Revue Révolution is a bilingual (French/English) journal of cultural diplomacy, heritage transmission, and art curation.
Based in New York, with a Paris branch, the project partners with cultural institutions, bringing together museum curators and cultural researchers from the Americas, Europe, Africa, and Asia, advancing clarity, harmony, symbolic intelligence, and wise stewardship in cultural life.
Through its publications and research, Revue Révolution explores how the arts, storytelling (myth), and philosophical traditions contribute to intercultural harmony, dialogue, and the diplomacy of spirit.
Revue Révolution also functions as a curatorial framework, connecting folk and contemporary artistic practices with deeper symbolic and intellectual lineages. Its curatorial methodology, rooted in non-duality (advaita vedanta), approaches the work of art as a form of knowledge and a guiding principle for cultural synthesis and renewal.
Drawing inspiration from the evolution of science, Revue Révolution aims to foster the emergence of a peer culture in poetry and the arts.
Focus Areas
Cultural Diplomacy & Intercultural Dialogue
Revue Révolution investigates how artistic and intellectual traditions support dialogue across cultures. The project engages with South Asian, Himalayan, American, African, and European cultural lineages, exploring their contemporary relevance across global contexts.

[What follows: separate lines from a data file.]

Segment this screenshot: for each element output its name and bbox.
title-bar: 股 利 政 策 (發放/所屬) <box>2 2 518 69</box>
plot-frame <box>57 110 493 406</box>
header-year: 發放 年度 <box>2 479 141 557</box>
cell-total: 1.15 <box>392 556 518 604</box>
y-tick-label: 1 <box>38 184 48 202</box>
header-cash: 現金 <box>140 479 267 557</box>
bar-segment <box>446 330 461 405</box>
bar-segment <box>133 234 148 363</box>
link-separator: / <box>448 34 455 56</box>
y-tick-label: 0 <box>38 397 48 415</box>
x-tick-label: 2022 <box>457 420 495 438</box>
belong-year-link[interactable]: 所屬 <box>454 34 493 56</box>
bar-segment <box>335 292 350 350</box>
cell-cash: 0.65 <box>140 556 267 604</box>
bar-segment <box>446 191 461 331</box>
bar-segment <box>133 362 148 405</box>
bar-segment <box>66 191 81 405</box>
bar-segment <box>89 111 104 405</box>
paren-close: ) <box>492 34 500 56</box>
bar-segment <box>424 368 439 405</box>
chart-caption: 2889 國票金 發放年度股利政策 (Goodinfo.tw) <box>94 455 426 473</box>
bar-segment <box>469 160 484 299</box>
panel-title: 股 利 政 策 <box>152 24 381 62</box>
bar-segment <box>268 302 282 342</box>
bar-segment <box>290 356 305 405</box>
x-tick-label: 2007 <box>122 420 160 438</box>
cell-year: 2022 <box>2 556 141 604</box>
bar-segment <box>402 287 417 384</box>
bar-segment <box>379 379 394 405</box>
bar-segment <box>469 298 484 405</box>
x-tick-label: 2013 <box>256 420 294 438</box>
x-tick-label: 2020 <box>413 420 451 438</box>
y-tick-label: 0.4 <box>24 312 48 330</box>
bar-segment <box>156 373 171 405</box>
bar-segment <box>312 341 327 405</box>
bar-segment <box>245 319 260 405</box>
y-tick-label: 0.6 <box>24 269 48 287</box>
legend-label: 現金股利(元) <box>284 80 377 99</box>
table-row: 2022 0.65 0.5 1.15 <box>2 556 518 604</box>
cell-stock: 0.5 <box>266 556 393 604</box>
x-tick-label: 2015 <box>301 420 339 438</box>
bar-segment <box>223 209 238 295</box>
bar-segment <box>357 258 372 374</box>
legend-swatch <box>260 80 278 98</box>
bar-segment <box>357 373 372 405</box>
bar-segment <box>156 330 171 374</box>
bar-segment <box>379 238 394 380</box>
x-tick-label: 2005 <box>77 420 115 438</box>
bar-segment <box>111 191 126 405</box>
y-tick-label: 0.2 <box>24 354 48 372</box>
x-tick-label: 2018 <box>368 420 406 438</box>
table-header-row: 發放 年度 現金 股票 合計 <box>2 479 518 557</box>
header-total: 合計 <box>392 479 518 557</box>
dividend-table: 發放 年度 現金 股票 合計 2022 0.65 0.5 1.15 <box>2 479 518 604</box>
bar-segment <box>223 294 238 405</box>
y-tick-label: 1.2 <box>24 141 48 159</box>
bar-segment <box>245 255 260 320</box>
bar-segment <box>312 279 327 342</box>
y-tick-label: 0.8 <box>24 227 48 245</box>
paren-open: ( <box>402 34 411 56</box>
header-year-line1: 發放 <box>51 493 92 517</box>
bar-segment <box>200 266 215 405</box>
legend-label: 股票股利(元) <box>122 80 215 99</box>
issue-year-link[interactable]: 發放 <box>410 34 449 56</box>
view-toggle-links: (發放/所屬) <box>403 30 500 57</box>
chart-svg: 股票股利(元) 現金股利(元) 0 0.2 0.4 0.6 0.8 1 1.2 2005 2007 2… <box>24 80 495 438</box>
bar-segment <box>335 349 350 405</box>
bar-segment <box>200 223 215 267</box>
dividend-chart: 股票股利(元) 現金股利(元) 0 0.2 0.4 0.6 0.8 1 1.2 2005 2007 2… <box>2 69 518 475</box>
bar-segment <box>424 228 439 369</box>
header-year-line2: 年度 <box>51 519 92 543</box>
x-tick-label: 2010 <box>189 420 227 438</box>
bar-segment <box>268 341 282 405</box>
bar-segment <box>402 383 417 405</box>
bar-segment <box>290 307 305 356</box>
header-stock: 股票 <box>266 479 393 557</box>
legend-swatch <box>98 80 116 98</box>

Heritage, Harmony & Narrative Forms
The journal examines poetry, oral traditions, mythological systems, and symbolic forms as vehicles of cultural memory and harmony. It develops curatorial approaches that connect historical depth with contemporary artistic expression.
Art, Philosophy & Non-Dual Aesthetics
A central focus of the project is the application of a non-dual philosophical framework to artistic creation. Revue Révolution approaches art, myth, poetry, and philosophy as forms of living knowledge and dialogue grounded in tradition and oriented toward synthesis.
Artistic Engagement
Since its creation in 2019, Revue Révolution has published and engaged with a wide network of artists, writers, poets, and researchers through interviews, conversations, and podcasts.
This first phase helped us understand the challenges and opportunities of cultural creation through non-dual creative practices in our time. Today, Revue Révolution builds on that foundation with an institutional partnership model focused on curatorial initiatives and public cultural programming.
Institutional & Cultural Partnerships
Revue Révolution develops partnerships with cultural institutions, museums, research platforms, foundations, and organizations engaged in heritage transmission, cultural diplomacy, and intercultural dialogue.
The project is currently in conversation with several institutions, including the Nicholas Roerich Museum in New York in relation to exhibitions, public programming, editorial collaboration, and curatorial research, as well as Temenos Academy. It also engages with organizations focused on South Asian and Himalayan cultural heritage.
Through these relationships, Revue Révolution supports new forms of collaboration, exhibition development, educational programming, and public engagement across cultural contexts, grounded in non-duality.
Public Engagement
The project reaches its audience through:
- Digital publication (journal issues, essays, and long-form inquiry)
- Printed editions (select publications)
- Public conversations, talks, and institutional collaborations.
- Exhibition partnerships, curatorial programming, and catalogue production. Revue R is honored to co-organize the Primordial America centenary exhibition at the Nicholas Roerich Museum New York
- Editorial and curatorial research
- Educational initiatives for art schools
Revue Révolution serves an international audience of cultural institutions, including museums, art schools, artist estates, curators, and researchers engaged in knowledge synthesis and cultural diplomacy.
Project Structure (Ideation)
Revue Révolution operates as a cyclical process:
Research → Publication → Institutional Dialogue & Partnership Event → Artist Support → Public Engagement
This structure allows the project to move between editorial work, curatorial development, and public presentation, creating a continuous loop of knowledge production and cultural exchange.